Norwegian shipowner Awilco LNG has fixed one of its two-ship LNG carrier fleet on an 18-month time-charter contract.

The company said it had chartered its 156,000-cbm tri-fuel diesel-electric WilForce (built 2013) to “a major utility” without naming the party involved.

LNG industry sources named Japan’s Osaka Gas Co as the vessel’s charterer.

Awilco said the contract is estimated to contribute an Ebitda of about $73m over the charter period, indicating a rate of around $150,000 per day on the vessel.

The company said the deal will be in direct continuation of WilForce's current charter.

In August, TradeWinds reported that WilForce had been fixed to energy major BP for six months at a rate close to $110,000 per day.
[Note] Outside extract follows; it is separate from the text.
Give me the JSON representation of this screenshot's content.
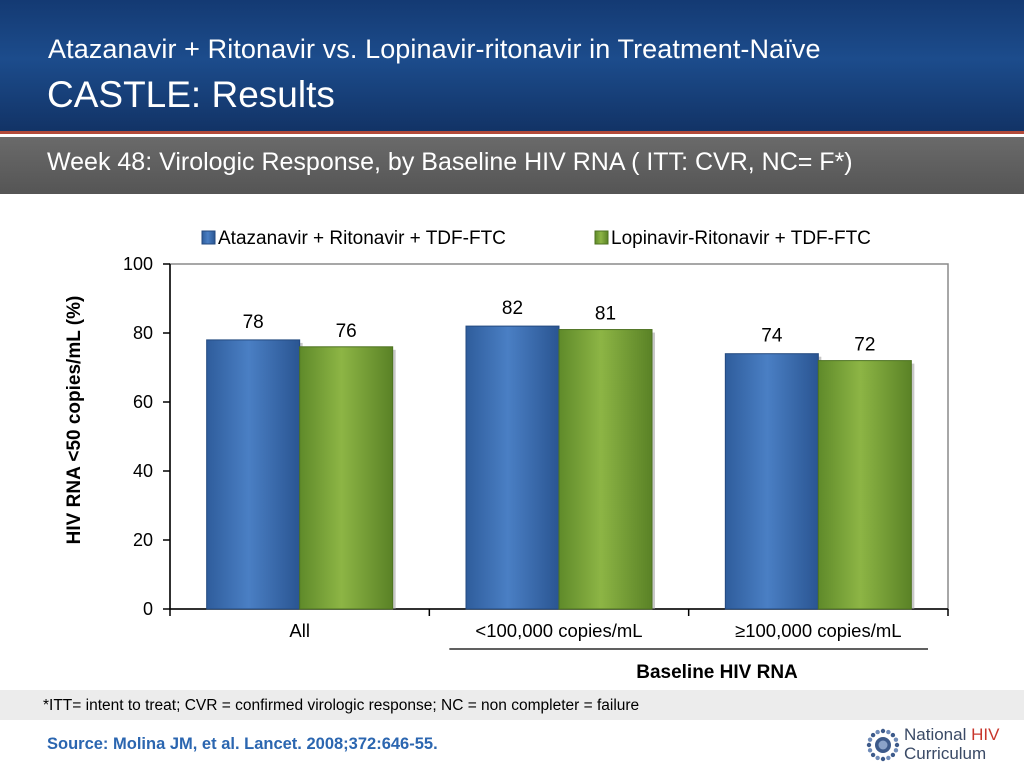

Awilco chief executive Jon Skule Storheill said: “With this contract, we have been able to take advantage of the strong market and have now covered all trading days in 2023 and approximately 80% of 2024 at an average rate of approximately $120,000 per day.

“This ensures high cash generation and profitability for the next two years, also considering both vessels are scheduled for special survey, and dry docking [in the] second half [of] 2023,” Storheill said.

Awilco’s other vessel — the sistership WilPride — is due to start a three-year charter with a European importer in December.

This deal includes an option to extend the hire by two additional years.

Awilco said the fixed-rate contracts on its two vessels will increase its cash flow generation.

The company said its board of directors has approved a revised dividend policy and will distribute “a substantial part of annual free cash flow” on a quarterly basis, subject to “required working capital and a robust cash buffer”.

An initial payment is expected to be made in the first quarter of 2023 when both vessels have started their contracts.

News of Awilco's latest contract comes as spot charter rates for LNG carriers tumble in the face of full storage in Europe and slack demand from Asia. One broker said rates for modern two-stroke ships have crashed by $100,000 per day in a week.

Spark Commodities saw sharp declines in its TFDE rate assessments this week with both basins down more than 20%, chief executive Tim Mendelssohn said, as longer-than-expected delays to the Freeport LNG plant and continued reduction in floating storage have freed up vessels for the spot market.

The Spark30S Atlantic fell $99,500 per day to $375,750 per day, while the Spark25S Pacific crashed back $97,000 per day to $356,250 per day over the week.

But in contrast, brokers said period business remains healthy, although there is little being concluded at present.